Update docs, charts, or public claims only after the same workload survives the same validation path more than once.
Reference matrix
| Name | What it proves | Output focus |
|---|---|---|
EnvMonitorNode | Sampling + filtering + threshold alarm | Lag, misses, alarm trips |
TelemetryGatewayNode | Queue-heavy HTTP and MQTT style transport flow | Success rate, queue depth, reconnect cadence |
IndustrialLoopNode | Fast control loop + commands + diagnostics | Lag, safe mode, recoveries |
RealProjectNode | Mixed network node under realistic cadence | HTTP/MQTT rate, queue health, timing |
8266_zerokernel project | Sensor + buzzer + direct AP + queued HTTP | Field timing and successful local delivery |
How to read the examples
- Baseline examples are not “worse on purpose”; they represent manual patterns or blocking loops.

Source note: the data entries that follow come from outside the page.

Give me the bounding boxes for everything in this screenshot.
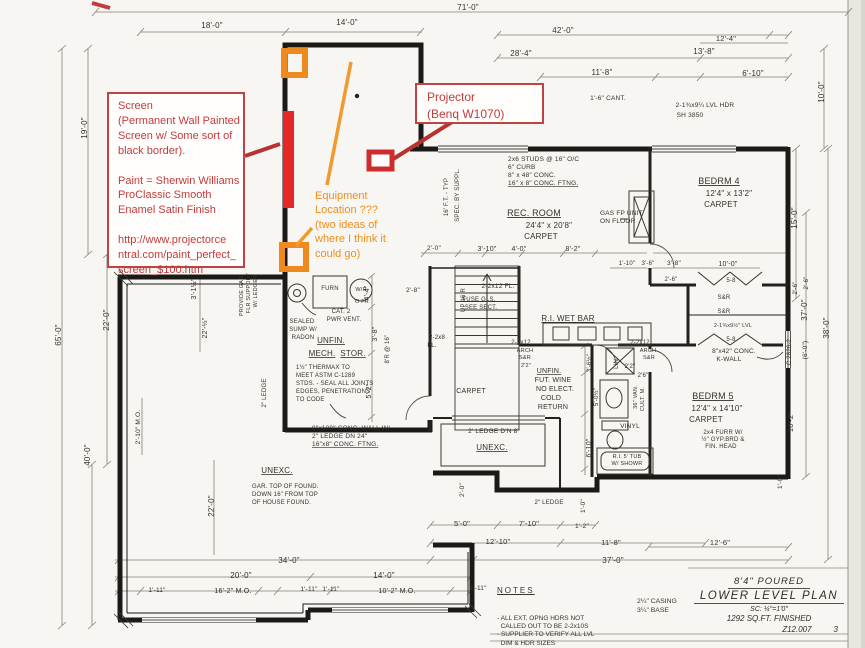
floor-dot <box>355 94 359 98</box>
plan-label: 2x6 STUDS @ 16" O/C <box>508 156 579 163</box>
notes-block: NOTES - ALL EXT. OPNG HDRS NOT CALLED OU… <box>497 571 657 648</box>
plan-label: GAR. TOP OF FOUND. <box>252 484 319 490</box>
plan-label: 15'-0" <box>790 207 799 229</box>
note-line <box>118 159 241 174</box>
plan-label: 1'-11" <box>300 586 318 593</box>
note-line: - ALL EXT. OPNG HDRS NOT <box>497 615 657 623</box>
plan-label: 19'-0" <box>80 117 89 139</box>
plan-label: 3'-1½" <box>190 278 198 299</box>
plan-label: 11'-8" <box>601 538 621 547</box>
plan-label: 12'4" x 13'2" <box>706 189 752 198</box>
plan-label: PWR VENT. <box>327 317 362 323</box>
plan-label: CAT. 2 <box>332 309 351 315</box>
plan-label: 3'-8" <box>667 260 681 267</box>
plan-label: S&R <box>519 355 531 361</box>
plan-label: 10'-0" <box>718 261 737 268</box>
plan-label: 4'-0" <box>512 246 527 253</box>
plan-label: SH 3850 <box>677 112 704 119</box>
plan-label: 2-1¾x9¼ LVL HDR <box>676 102 735 109</box>
plan-label: 2" LEDGE DN 24" <box>312 433 368 440</box>
plan-label: UNEXC. <box>476 443 507 452</box>
plan-label: CARPET <box>524 232 558 241</box>
plan-label: 65'-0" <box>54 324 63 346</box>
note-line <box>118 218 241 233</box>
plan-label: 18'-0" <box>201 21 223 30</box>
plan-label: FIN. HEAD <box>705 444 737 450</box>
plan-label: RADON <box>292 335 315 341</box>
note-line: (two ideas of <box>315 218 430 232</box>
plan-label: FL. <box>427 343 436 349</box>
note-line: (Permanent Wall Painted <box>118 114 241 129</box>
plan-label: ½" GYP.BRD & <box>701 436 744 443</box>
plan-label: 22'-0" <box>207 495 216 517</box>
note-line: DIM & HDR SIZES <box>497 640 657 648</box>
sink <box>606 388 622 408</box>
plan-label: 8"x100" CONC. WALL W/ <box>312 425 390 432</box>
plan-scale: SC: ¼"=1'0" <box>690 606 848 613</box>
plan-label: 12'4" x 14'10" <box>691 404 742 413</box>
equipment-note-text: EquipmentLocation ???(two ideas ofwhere … <box>315 189 430 261</box>
plan-label: 14'-0" <box>373 571 395 580</box>
plan-label: 2" LEDGE <box>262 378 268 407</box>
base-note: 3¼" BASE <box>637 606 677 615</box>
plan-label: 2'-10" M.O. <box>135 410 142 445</box>
sheet-margin <box>848 0 865 648</box>
plan-label: 8'R @ 16" <box>385 335 391 364</box>
plan-label: RETURN <box>538 404 568 411</box>
plan-label: UNFIN. <box>317 336 345 345</box>
plan-label: 3'-6½" <box>586 354 593 372</box>
plan-label: 6" CURB <box>508 164 536 171</box>
plan-label: 2'-6" <box>804 277 810 290</box>
plan-label: 8" x 48" CONC. <box>508 172 556 179</box>
plan-label: 24'4" x 20'8" <box>526 221 572 230</box>
note-line: ntral.com/paint_perfect_ <box>118 248 241 263</box>
plan-label: MEET ASTM C-1289 <box>296 373 356 379</box>
plan-label: 1'-6" CANT. <box>590 95 626 102</box>
plan-label: 13'-8" <box>693 47 715 56</box>
plan-label: 10'-2" <box>786 412 795 432</box>
plan-label: COLD <box>541 395 561 402</box>
screen-annotation-note: Screen(Permanent Wall PaintedScreen w/ S… <box>107 92 245 268</box>
plan-label: 11'-8" <box>592 68 613 77</box>
plan-label: 38'-0" <box>822 317 831 339</box>
plan-label: 8'-2" <box>566 246 581 253</box>
plan-title: LOWER LEVEL PLAN <box>690 590 848 604</box>
plan-label: C 2826-2 <box>787 338 793 365</box>
plan-label: 16'-2" M.O. <box>214 588 251 595</box>
note-line: Paint = Sherwin Williams <box>118 174 241 189</box>
casing-note: 2¼" CASING <box>637 597 677 606</box>
plan-label: (6'-0") <box>802 341 809 360</box>
plan-label: CARPET <box>689 415 723 424</box>
plan-label: GAS FP UNIT <box>600 210 643 217</box>
notes-title: NOTES <box>497 587 657 595</box>
plan-label: 2'-6" <box>793 282 799 295</box>
note-line: (Benq W1070) <box>427 106 542 123</box>
plan-label: S&R <box>718 295 731 301</box>
plan-label: 1'-2" <box>575 523 589 530</box>
plan-label: W/ SHOWR <box>612 461 643 467</box>
plan-label: 2'2" <box>521 363 531 369</box>
plan-label: LIN. <box>614 357 620 369</box>
plan-label: 12'-4" <box>716 34 736 43</box>
plan-label: BEDRM 4 <box>698 176 739 186</box>
plan-label: 71'-0" <box>457 3 479 12</box>
plan-label: 1'-10" <box>619 261 635 267</box>
plan-label: 1'-0" <box>777 475 784 489</box>
plan-label: 1'-0" <box>580 499 587 513</box>
plan-label: 3'-6" <box>642 261 655 267</box>
plan-label: UNEXC. <box>261 466 292 475</box>
plan-label: 1'-11" <box>469 585 487 592</box>
plan-label: 10'-0" <box>817 81 826 103</box>
plan-label: 28'-4" <box>510 49 532 58</box>
plan-label: VINYL <box>620 423 640 430</box>
plan-label: TO CODE <box>296 397 325 403</box>
plan-label: 2-2x12 <box>630 340 650 346</box>
plan-label: 2'2" <box>625 364 636 370</box>
plan-label: 36" VAN. <box>633 385 639 409</box>
note-line: where I think it <box>315 232 430 246</box>
note-line: Projector <box>427 89 542 106</box>
projector-marker <box>369 152 392 169</box>
note-line: Enamel Satin Finish <box>118 203 241 218</box>
plan-label: 5'-0½" <box>593 388 600 406</box>
plan-label: 2'-6" <box>665 277 678 283</box>
equipment-location-note: EquipmentLocation ???(two ideas ofwhere … <box>315 189 430 261</box>
plan-label: R.I. WET BAR <box>541 314 594 323</box>
plan-label: 2x4 FURR W/ <box>703 430 742 436</box>
title-block: 8'4" POURED LOWER LEVEL PLAN SC: ¼"=1'0"… <box>690 576 848 634</box>
plan-label: 2-2x12 <box>511 340 531 346</box>
plan-label: STDS. - SEAL ALL JOINTS <box>296 381 374 387</box>
plan-label: REC. ROOM <box>507 208 561 218</box>
plan-label: 3'-10" <box>477 246 496 253</box>
plan-label: K-WALL <box>716 356 741 363</box>
plan-label: 2-2x8 <box>429 335 445 341</box>
plan-label: 2' LEDGE D'N 8" <box>468 428 520 435</box>
plan-label: 5-8 <box>726 337 736 343</box>
plan-label: 16' F.T. - TYP <box>444 178 450 217</box>
plan-label: BEDRM 5 <box>692 391 733 401</box>
sump <box>288 284 306 302</box>
plan-label: EDGES, PENETRATIONS <box>296 389 370 395</box>
note-line: screen_$100.htm <box>118 263 241 278</box>
plan-label: DOWN 16" FROM TOP <box>252 492 318 498</box>
vanity <box>600 380 628 418</box>
plan-label: UP 16 R <box>461 288 467 312</box>
projector-note-text: Projector(Benq W1070) <box>427 89 542 122</box>
scanned-floor-plan-sheet: 71'-0"18'-0"14'-0"42'-0"12'-4"28'-4"13'-… <box>0 0 865 648</box>
note-line: - SUPPLIER TO VERIFY ALL LVL <box>497 631 657 639</box>
plan-label: S&R <box>643 355 655 361</box>
screen-bar <box>283 111 294 208</box>
note-line: ProClassic Smooth <box>118 188 241 203</box>
plan-label: MECH. <box>309 349 336 358</box>
plan-label: FUT. WINE <box>535 377 572 384</box>
plan-label: ON FLOOR <box>600 218 636 225</box>
plan-label: 6'-10" <box>742 69 764 78</box>
plan-label: 37'-0" <box>800 299 809 321</box>
note-line: Equipment <box>315 189 430 203</box>
note-line: Location ??? <box>315 203 430 217</box>
plan-label: PROVIDE GAR. <box>239 274 245 316</box>
plan-label: SUMP W/ <box>289 327 317 333</box>
plan-label: 5-8 <box>726 278 736 284</box>
plan-label: 37'-0" <box>602 556 624 565</box>
plan-label: 16"x8" CONC. FTNG. <box>312 441 378 448</box>
toilet-bowl <box>607 431 623 449</box>
plan-label: CARPET <box>704 200 738 209</box>
sheet-number: Z12.007 <box>782 625 811 634</box>
plan-label: 22'-½" <box>201 317 209 338</box>
plan-label: SPEC. BY SUPPL. <box>455 168 461 222</box>
plan-label: ARCH <box>517 348 533 354</box>
note-line: http://www.projectorce <box>118 233 241 248</box>
plan-label: 2'-8" <box>406 287 420 294</box>
plan-area: 1292 SQ.FT. FINISHED <box>690 614 848 623</box>
plan-label: CULT. M. <box>640 387 646 411</box>
plan-label: UNFIN. <box>537 368 562 375</box>
furnace <box>313 276 347 308</box>
plan-label: 1'-11" <box>148 587 166 594</box>
plan-label: NO ELECT. <box>536 386 574 393</box>
plan-label: W/H <box>355 287 366 293</box>
projector-annotation-note: Projector(Benq W1070) <box>415 83 544 124</box>
plan-label: STOR. <box>340 349 365 358</box>
equipment-leader-top <box>327 62 351 185</box>
screen-note-text: Screen(Permanent Wall PaintedScreen w/ S… <box>118 99 241 278</box>
note-line: Screen <box>118 99 241 114</box>
plan-label: 3'-8" <box>372 326 379 341</box>
title-poured: 8'4" POURED <box>690 576 848 589</box>
plan-label: CARPET <box>456 388 486 395</box>
casing-base-note: 2¼" CASING 3¼" BASE <box>637 597 677 615</box>
plan-label: 7'-10" <box>519 519 539 528</box>
plan-label: 6'-10" <box>586 438 593 457</box>
plan-label: FURN <box>321 286 338 292</box>
plan-label: 10'-2" M.O. <box>378 588 415 595</box>
plan-label: 1'-11" <box>322 586 340 593</box>
plan-label: SEE SECT. <box>465 305 498 311</box>
page-number: 3 <box>834 625 838 634</box>
plan-label: 5'-0" <box>454 519 470 528</box>
plan-label: 2" LEDGE <box>534 500 563 506</box>
plan-label: 12'-6" <box>710 538 730 547</box>
red-scribble-mark <box>92 3 110 8</box>
plan-label: 2-2x12 FL. <box>481 283 514 290</box>
plan-label: 22'-0" <box>102 309 111 331</box>
sheet-number-row: Z12.007 3 <box>690 625 848 634</box>
plan-label: SEALED <box>290 319 315 325</box>
plan-label: FLR SUPPORT <box>246 272 252 313</box>
note-line: CALLED OUT TO BE 2-2x10S <box>497 623 657 631</box>
plan-label: 20'-0" <box>230 571 252 580</box>
note-line: could go) <box>315 247 430 261</box>
plan-label: 8"x42" CONC. <box>712 348 756 355</box>
plan-label: 16" x 8" CONC. FTNG. <box>508 180 578 187</box>
plan-label: 14'-0" <box>336 18 358 27</box>
plan-label: 12'-10" <box>486 537 511 546</box>
plan-label: 2-1¾x9½" LVL <box>714 322 752 329</box>
plan-label: R.I. 5' TUB <box>613 454 642 460</box>
plan-label: 34'-0" <box>278 556 300 565</box>
plan-label: 1½" THERMAX TO <box>296 364 350 371</box>
plan-label: 2'6" <box>638 373 649 379</box>
plan-label: O FR <box>355 299 369 305</box>
plan-label: S&R <box>718 309 731 315</box>
plan-label: 2'-0" <box>459 483 466 497</box>
plan-label: ARCH <box>640 348 656 354</box>
notes-lines: - ALL EXT. OPNG HDRS NOT CALLED OUT TO B… <box>497 615 657 648</box>
plan-label: FUSE GLS. <box>462 297 495 303</box>
note-line: black border). <box>118 144 241 159</box>
note-line: Screen w/ Some sort of <box>118 129 241 144</box>
plan-label: 40'-0" <box>83 444 92 466</box>
screen-leader-line <box>245 144 280 156</box>
plan-label: W/ LEDGER <box>253 275 259 308</box>
plan-label: 42'-0" <box>552 26 574 35</box>
plan-label: OF HOUSE FOUND. <box>252 500 311 506</box>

- ZeroKernel examples should be compared on the same board, same clock, and same window length.
- Transport examples may be synthetic. Use
RealProjectNodewhen you need a more realistic mixed workload.
Examples FAQ
Which example should I copy first?
Pick the example that matches your bottleneck: sensor cadence, gateway throughput, or mixed control behavior.
Why keep both baseline and ZeroKernel examples?
They make the tradeoff measurable and keep claims grounded in an apples-to-apples compare.
What is the safest way to validate this page on real hardware?
Start from the leanest profile that still matches the topic, run the narrowest compare script for this behavior, and only then move to heavier mixed workloads. Do not jump straight to a fully loaded build if the base timing is not yet proven.